In the past, a typical day for Bateman might include translating a book for a Spanish-speaking student one minute, giving another student a computer program tutorial the next, and alerting a teacher to available resources and conducting a Power Point presentation the next.
All the while, she is staying on top of a collection that is anything but static. She's insuring series are complete, outdated materials moved off the shelves, and top-rated new materials acquired. Bateman said she won't be able to do all of the above, simply due to scheduling, and that the districts' teachers, accustomed to having immediate solutions at their fingertips, will be caught short again and again.
"When the cut librarians are moved into a classroom, they will impact only those 30 students or so, instead of impacting the entire school community," Bateman said.
Although the school board approved the cuts on June 27, upon passage of a revised 2006/2007 budget, the librarians can't start the grievance process until the school year begins and they are formally instructed to move from their posts in the libraries to take up teaching positions in classrooms around the district.
In the meantime, one community member is asking tough questions about the school board's choices and priorities.
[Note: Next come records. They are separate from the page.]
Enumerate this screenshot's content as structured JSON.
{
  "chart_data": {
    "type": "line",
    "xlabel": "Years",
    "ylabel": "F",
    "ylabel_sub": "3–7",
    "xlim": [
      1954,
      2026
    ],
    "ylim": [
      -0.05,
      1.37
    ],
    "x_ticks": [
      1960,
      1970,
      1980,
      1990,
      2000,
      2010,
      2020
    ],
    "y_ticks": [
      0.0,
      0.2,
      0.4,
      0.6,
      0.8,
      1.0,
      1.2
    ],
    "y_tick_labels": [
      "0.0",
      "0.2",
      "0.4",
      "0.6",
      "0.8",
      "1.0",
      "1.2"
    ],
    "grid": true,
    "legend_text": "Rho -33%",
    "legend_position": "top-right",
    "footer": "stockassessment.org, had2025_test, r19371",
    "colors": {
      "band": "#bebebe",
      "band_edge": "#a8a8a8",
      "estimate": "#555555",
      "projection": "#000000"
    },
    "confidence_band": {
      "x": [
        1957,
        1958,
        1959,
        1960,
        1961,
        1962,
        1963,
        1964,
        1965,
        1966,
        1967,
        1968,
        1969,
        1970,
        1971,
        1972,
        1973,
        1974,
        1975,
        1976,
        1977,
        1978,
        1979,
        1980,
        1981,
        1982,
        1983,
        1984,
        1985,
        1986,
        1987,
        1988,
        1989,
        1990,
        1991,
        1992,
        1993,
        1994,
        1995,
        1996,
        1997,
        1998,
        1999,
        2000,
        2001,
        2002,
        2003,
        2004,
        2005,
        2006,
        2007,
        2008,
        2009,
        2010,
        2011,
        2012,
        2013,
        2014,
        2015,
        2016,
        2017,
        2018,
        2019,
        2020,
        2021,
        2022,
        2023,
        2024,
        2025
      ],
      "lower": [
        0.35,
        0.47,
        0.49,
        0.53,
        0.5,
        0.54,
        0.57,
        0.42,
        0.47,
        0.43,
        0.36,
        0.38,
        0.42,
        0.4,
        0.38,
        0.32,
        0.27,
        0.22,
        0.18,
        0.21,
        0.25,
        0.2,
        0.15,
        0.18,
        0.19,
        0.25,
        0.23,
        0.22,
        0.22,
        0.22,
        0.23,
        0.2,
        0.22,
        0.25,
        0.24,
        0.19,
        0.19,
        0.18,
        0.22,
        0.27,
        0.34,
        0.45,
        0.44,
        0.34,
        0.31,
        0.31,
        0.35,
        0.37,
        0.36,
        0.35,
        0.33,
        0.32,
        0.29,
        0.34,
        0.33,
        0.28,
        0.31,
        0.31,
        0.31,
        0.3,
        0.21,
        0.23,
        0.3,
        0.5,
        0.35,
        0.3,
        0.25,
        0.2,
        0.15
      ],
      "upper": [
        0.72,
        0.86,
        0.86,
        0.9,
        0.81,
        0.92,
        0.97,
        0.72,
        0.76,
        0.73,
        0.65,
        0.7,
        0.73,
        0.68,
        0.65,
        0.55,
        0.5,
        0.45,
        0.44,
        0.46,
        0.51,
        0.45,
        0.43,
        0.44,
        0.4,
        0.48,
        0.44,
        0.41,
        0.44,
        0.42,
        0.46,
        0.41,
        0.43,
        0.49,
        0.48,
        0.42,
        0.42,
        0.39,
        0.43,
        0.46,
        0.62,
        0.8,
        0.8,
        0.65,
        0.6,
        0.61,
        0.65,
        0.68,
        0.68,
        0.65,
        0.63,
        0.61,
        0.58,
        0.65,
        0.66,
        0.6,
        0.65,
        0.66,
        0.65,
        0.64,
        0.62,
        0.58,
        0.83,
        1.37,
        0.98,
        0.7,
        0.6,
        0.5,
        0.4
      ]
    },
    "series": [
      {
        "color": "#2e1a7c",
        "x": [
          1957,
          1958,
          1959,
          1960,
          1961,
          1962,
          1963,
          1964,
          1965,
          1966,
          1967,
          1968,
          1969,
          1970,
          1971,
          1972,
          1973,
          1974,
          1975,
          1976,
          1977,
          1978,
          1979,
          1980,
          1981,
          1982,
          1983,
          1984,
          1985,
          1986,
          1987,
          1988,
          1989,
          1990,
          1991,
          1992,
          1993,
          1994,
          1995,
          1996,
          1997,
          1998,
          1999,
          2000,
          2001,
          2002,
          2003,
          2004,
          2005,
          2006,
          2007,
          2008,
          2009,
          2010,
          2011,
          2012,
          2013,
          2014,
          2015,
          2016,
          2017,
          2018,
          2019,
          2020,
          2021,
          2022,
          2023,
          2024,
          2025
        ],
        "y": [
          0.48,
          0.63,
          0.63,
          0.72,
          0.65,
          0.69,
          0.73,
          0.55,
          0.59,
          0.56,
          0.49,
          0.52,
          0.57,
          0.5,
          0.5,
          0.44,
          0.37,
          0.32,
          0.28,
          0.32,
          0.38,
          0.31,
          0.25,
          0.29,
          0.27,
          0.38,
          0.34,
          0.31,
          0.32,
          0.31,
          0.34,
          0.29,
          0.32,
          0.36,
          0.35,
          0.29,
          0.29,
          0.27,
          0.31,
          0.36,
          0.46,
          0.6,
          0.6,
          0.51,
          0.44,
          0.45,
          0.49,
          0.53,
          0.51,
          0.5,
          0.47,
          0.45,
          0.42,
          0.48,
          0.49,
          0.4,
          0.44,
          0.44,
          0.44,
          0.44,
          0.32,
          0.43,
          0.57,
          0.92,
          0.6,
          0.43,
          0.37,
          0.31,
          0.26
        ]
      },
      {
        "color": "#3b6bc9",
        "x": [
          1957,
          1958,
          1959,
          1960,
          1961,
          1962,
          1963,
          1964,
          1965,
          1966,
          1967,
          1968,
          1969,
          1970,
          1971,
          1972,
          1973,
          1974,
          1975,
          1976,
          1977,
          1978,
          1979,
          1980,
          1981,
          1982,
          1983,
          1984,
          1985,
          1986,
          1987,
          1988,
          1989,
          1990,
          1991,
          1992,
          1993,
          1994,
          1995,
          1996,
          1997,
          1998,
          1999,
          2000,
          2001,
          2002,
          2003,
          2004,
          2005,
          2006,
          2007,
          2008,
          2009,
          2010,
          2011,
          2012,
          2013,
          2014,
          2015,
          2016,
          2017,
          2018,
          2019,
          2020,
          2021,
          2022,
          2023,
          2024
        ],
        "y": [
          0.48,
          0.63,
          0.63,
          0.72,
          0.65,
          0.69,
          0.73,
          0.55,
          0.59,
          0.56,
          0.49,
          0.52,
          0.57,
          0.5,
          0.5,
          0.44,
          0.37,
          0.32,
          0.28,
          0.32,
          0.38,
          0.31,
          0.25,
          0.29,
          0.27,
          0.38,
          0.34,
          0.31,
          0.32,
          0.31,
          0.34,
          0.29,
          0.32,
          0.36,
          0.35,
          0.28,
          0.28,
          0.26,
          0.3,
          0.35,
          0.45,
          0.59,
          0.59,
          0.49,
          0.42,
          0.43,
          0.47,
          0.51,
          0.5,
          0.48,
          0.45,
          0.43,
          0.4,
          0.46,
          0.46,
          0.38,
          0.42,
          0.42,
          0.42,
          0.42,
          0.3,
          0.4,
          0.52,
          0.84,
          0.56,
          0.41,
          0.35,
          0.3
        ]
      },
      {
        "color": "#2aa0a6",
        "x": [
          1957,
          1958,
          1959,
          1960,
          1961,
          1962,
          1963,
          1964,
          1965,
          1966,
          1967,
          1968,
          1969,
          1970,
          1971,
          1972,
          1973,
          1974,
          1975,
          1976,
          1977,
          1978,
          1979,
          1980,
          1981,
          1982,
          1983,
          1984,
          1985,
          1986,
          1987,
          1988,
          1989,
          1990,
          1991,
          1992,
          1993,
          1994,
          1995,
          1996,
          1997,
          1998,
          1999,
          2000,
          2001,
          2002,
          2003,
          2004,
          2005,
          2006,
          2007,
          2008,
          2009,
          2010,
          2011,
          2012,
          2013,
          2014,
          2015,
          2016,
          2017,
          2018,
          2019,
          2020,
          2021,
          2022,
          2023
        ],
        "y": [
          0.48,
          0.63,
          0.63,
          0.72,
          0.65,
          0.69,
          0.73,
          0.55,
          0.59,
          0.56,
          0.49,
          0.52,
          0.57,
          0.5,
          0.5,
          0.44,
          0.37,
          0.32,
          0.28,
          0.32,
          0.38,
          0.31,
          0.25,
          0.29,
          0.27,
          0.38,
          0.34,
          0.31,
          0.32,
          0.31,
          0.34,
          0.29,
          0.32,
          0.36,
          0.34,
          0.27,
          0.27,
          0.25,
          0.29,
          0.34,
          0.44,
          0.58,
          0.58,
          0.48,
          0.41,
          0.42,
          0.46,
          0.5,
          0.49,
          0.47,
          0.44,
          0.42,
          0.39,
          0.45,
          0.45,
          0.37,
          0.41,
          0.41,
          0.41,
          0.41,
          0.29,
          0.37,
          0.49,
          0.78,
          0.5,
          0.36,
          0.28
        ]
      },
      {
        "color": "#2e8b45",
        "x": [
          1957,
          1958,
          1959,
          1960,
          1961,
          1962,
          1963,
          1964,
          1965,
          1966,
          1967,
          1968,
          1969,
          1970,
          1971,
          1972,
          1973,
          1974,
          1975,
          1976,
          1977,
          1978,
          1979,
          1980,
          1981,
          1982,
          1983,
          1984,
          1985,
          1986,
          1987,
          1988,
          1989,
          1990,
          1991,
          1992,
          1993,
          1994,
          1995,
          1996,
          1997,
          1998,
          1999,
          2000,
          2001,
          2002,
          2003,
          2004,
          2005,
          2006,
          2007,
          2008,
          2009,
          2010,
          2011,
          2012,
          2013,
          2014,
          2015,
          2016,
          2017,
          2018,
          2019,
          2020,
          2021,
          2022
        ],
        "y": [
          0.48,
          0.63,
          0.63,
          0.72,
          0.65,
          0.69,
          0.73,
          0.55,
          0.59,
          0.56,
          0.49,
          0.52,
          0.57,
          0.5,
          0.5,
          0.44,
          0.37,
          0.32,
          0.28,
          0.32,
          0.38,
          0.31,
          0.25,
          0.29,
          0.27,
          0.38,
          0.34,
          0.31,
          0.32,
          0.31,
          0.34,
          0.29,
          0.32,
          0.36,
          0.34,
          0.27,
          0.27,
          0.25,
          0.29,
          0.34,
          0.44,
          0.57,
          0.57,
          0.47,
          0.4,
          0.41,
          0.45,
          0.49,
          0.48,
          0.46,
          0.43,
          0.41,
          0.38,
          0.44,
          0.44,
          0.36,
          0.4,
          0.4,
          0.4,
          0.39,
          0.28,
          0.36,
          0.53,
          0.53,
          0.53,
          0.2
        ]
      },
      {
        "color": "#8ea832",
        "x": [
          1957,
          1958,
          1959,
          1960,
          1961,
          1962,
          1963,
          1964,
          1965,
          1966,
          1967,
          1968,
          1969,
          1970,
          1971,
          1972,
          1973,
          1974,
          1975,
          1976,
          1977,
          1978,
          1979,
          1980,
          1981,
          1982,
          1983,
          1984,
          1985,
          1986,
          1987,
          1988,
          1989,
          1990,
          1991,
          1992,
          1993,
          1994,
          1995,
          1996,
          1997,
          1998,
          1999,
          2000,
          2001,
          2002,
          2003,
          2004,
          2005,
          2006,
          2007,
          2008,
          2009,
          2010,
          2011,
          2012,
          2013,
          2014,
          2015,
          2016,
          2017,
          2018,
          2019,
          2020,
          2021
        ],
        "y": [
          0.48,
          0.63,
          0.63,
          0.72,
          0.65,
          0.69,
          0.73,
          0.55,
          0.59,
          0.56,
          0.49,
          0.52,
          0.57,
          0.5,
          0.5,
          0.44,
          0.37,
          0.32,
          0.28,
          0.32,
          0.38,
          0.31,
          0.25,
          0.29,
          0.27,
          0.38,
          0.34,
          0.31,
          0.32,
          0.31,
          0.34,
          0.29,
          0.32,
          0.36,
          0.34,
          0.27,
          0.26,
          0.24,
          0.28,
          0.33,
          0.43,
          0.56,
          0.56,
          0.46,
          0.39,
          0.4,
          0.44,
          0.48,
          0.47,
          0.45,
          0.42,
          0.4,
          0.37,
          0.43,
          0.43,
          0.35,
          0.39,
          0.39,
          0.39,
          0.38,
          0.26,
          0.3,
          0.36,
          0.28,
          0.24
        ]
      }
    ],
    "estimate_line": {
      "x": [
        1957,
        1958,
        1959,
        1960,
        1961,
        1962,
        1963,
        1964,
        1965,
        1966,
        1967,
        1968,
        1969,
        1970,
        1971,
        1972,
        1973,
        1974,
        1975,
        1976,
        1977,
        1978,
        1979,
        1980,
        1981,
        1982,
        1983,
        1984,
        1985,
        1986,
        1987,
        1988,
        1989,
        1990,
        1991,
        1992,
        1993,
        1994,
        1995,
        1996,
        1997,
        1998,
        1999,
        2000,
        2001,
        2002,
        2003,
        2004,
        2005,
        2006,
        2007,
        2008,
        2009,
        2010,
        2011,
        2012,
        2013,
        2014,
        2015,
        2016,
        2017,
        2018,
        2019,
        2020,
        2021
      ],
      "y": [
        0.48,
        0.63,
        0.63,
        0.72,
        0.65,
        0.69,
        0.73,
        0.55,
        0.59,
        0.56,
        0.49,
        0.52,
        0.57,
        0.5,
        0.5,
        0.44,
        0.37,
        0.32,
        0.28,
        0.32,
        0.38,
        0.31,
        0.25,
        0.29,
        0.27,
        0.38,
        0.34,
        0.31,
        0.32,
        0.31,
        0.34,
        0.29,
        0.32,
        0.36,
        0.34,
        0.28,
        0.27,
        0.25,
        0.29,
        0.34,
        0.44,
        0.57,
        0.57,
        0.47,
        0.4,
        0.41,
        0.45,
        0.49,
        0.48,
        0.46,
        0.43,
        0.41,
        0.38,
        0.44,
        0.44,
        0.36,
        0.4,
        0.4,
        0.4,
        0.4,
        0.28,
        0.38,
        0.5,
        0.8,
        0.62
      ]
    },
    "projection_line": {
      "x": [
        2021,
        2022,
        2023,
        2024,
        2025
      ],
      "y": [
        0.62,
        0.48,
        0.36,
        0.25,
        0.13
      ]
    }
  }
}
Jonathan Harkness, husband of Mary-Anne Harkness, a veteran librarian at Camelot, says he has a background in "crunching numbers" for a living and he and his wife have lived in Federal Way since 1984. Upon first hearing about the decision to cut librarians to head off a $4 million budget shortfall during the coming school year, Harkness has repeatedly asked FWPS Chief Financial Officer Sally McLean for a satisfactory explanation about the district's decision to sacrifice librarians in favor of maintaining hefty principal salaries, and says that he has yet to receive any answer.
"Each of the principals within the district make over $97,000 per year with benefits. The state gives us about $53,000 of that money, the remaining $45,000 we residents pay for... when we passed the latest school levy, it mentioned "administrative costs" - but the public doesn't get to have a say in how much money the district pays it's administrative employees," said Harkness last week.
"It seems incredible to me that Superintendent Murphy and the Board went to the principals of each school to get feedback on what cuts should be made, and yet no one even mentioned that perhaps the principals themselves could take a pay cut, or why not "reassign" two schools for one principal," asked Harkness.
When asked the same question, Sally McLean repeated the district's position that "our administrative costs are among the lowest in the state."
"There is now a complete loss of trust between the principals and the remaining librarians," said Teresa Bateman.
According to data published by the Office of Superintendent of Public Instruction (OSPI), the base salary of $95,000 for K-12 principals in Federal Way is in the top 15 percentile.
McLean said that the district had to make the cuts from areas that least impact students. Harkness, as well as parents attending the June 27th and subsequent school board meetings, expressed ridicule at the board's solution to cut librarians.
Harkness also questioned a 4.3% COLA increase for administrators.
"The Principals and vice-principals all make hefty salaries to begin with. If the school board knew they were in deep financial trouble, why would they agree to all these unnecessary salary increases in exchange for essential services to children?" said Harkness.
"It is like trying keeping up with the Jones, but starving the children so the parents can drive a new car. Ultimately, it is our elected school board members who are responsible for mismanaging the Federal Way school District budget."
"The district seemed amazed that people were pissed off [about cutting the librarians]," said Teresa Bateman. "You just cut someone who affects every single student in the school, and you are surprised that people are upset?"